What’s so good about homes, health, care and understanding?
Stakeholders sign memorandum of understanding to improve health and care through the home
With health and housing closely interrelated, West Midlands in Context takes a look at the recent commitment across government departments, sectors and organisations to tackle health and care issues through housing.
All together now
Over 25 government bodies and organisations from the public and voluntary sectors and across the fields of health, social care and housing recently came together to renew their joint commitment to tackle health and care issues through housing, because, as their joint Memorandum of Understanding says, “housing affects our wellbeing, risk of disease and demands on health and care services”.
In brief, the Memorandum of Understanding sets out:
As might be expected there is a significant focus on information-sharing and coordination. For example, there are specific objectives to “support national and local dialogue and information exchange to inform better strategic decision-making” across the sectors and to develop a workforce across sectors so that they are “confident and skilled in understanding the relationship between where people live and their health and wellbeing”.

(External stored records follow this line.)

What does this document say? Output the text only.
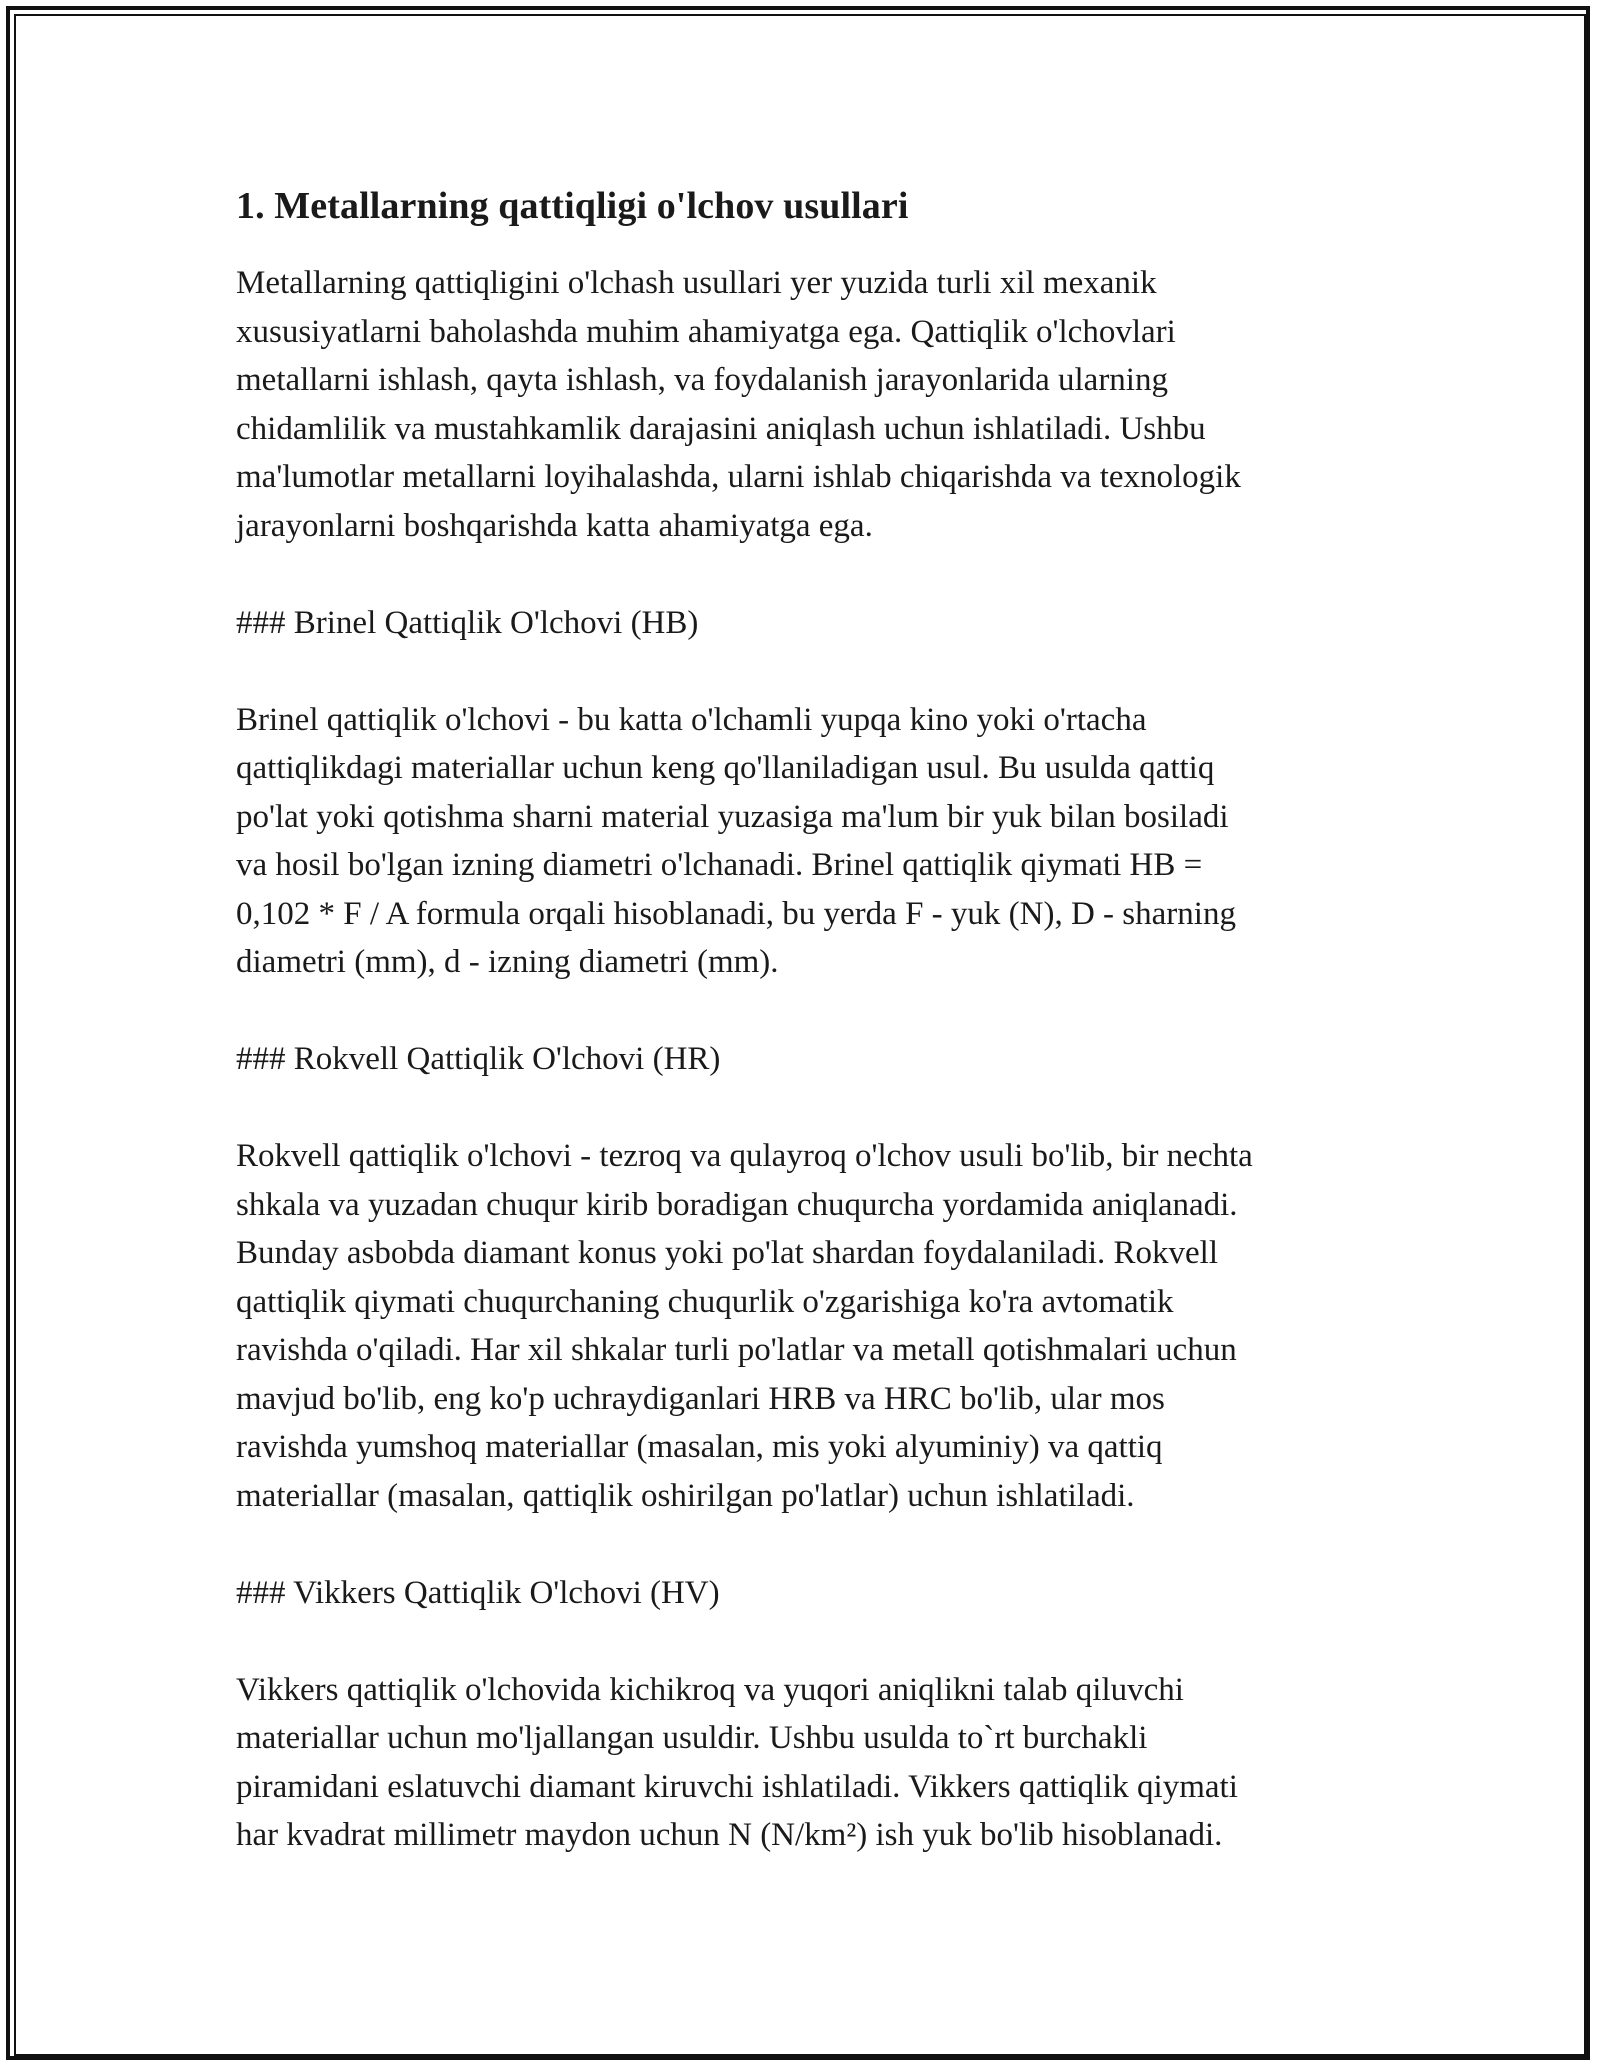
1. Metallarning qattiqligi o'lchov usullari

Metallarning qattiqligini o'lchash usullari yer yuzida turli xil mexanik
xususiyatlarni baholashda muhim ahamiyatga ega. Qattiqlik o'lchovlari
metallarni ishlash, qayta ishlash, va foydalanish jarayonlarida ularning
chidamlilik va mustahkamlik darajasini aniqlash uchun ishlatiladi. Ushbu
ma'lumotlar metallarni loyihalashda, ularni ishlab chiqarishda va texnologik
jarayonlarni boshqarishda katta ahamiyatga ega.

### Brinel Qattiqlik O'lchovi (HB)

Brinel qattiqlik o'lchovi - bu katta o'lchamli yupqa kino yoki o'rtacha
qattiqlikdagi materiallar uchun keng qo'llaniladigan usul. Bu usulda qattiq
po'lat yoki qotishma sharni material yuzasiga ma'lum bir yuk bilan bosiladi
va hosil bo'lgan izning diametri o'lchanadi. Brinel qattiqlik qiymati HB =
0,102 * F / A formula orqali hisoblanadi, bu yerda F - yuk (N), D - sharning
diametri (mm), d - izning diametri (mm).

### Rokvell Qattiqlik O'lchovi (HR)

Rokvell qattiqlik o'lchovi - tezroq va qulayroq o'lchov usuli bo'lib, bir nechta
shkala va yuzadan chuqur kirib boradigan chuqurcha yordamida aniqlanadi.
Bunday asbobda diamant konus yoki po'lat shardan foydalaniladi. Rokvell
qattiqlik qiymati chuqurchaning chuqurlik o'zgarishiga ko'ra avtomatik
ravishda o'qiladi. Har xil shkalar turli po'latlar va metall qotishmalari uchun
mavjud bo'lib, eng ko'p uchraydiganlari HRB va HRC bo'lib, ular mos
ravishda yumshoq materiallar (masalan, mis yoki alyuminiy) va qattiq
materiallar (masalan, qattiqlik oshirilgan po'latlar) uchun ishlatiladi.

### Vikkers Qattiqlik O'lchovi (HV)

Vikkers qattiqlik o'lchovida kichikroq va yuqori aniqlikni talab qiluvchi
materiallar uchun mo'ljallangan usuldir. Ushbu usulda to`rt burchakli
piramidani eslatuvchi diamant kiruvchi ishlatiladi. Vikkers qattiqlik qiymati
har kvadrat millimetr maydon uchun N (N/km²) ish yuk bo'lib hisoblanadi.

In setting out the measures of success, the document expects joint working to manifest itself, for example, through the inclusion of housing and homelessness in key strategy and planning processes for health, social care and local government both nationally and locally. Other signifiers of success include, the better understanding of the preventive role of housing, the greater incidence of collaborative care and the better use of resources, among other things.
Among the bodies signing the Memorandum are the Local Government Association and the associations of Directors of Adult Social Services and Directors of Public Health. Other organisations include, voluntary, specialist and professional bodies covering the likes of planning, environmental health, housing, social care, public health and occupational therapy as well as the relevant government departments and NHS bodies and agencies.
Housing and independent living
In terms of care, it’s worth noting the Chartered Institute of Housing and Housing LIN’s recent Sector Showcase briefing: housing and independent living, which highlights a range of schemes developed by “housing organisations working in partnership with social care, and often health partners”. Directly referencing the Memorandum, the briefing aims to support housing and social care partners showing what can be achieved in considering the needs of older and disabled people in their areas by looking at “how doing things differently might provide both savings for stretched public services and better outcomes for the people they support”.
Among the other useful documents in this respect, is the Local Government Association’s Housing Our Ageing Population. Published last year, the report notes that the “suitability of the housing stock is of critical importance to the health and wellbeing of individuals and the capacity of public services to sustainably support healthy ageing over the long term”. To assist councils and their partners, the report looks at some of the good practice across England, including examples from the West Midlands.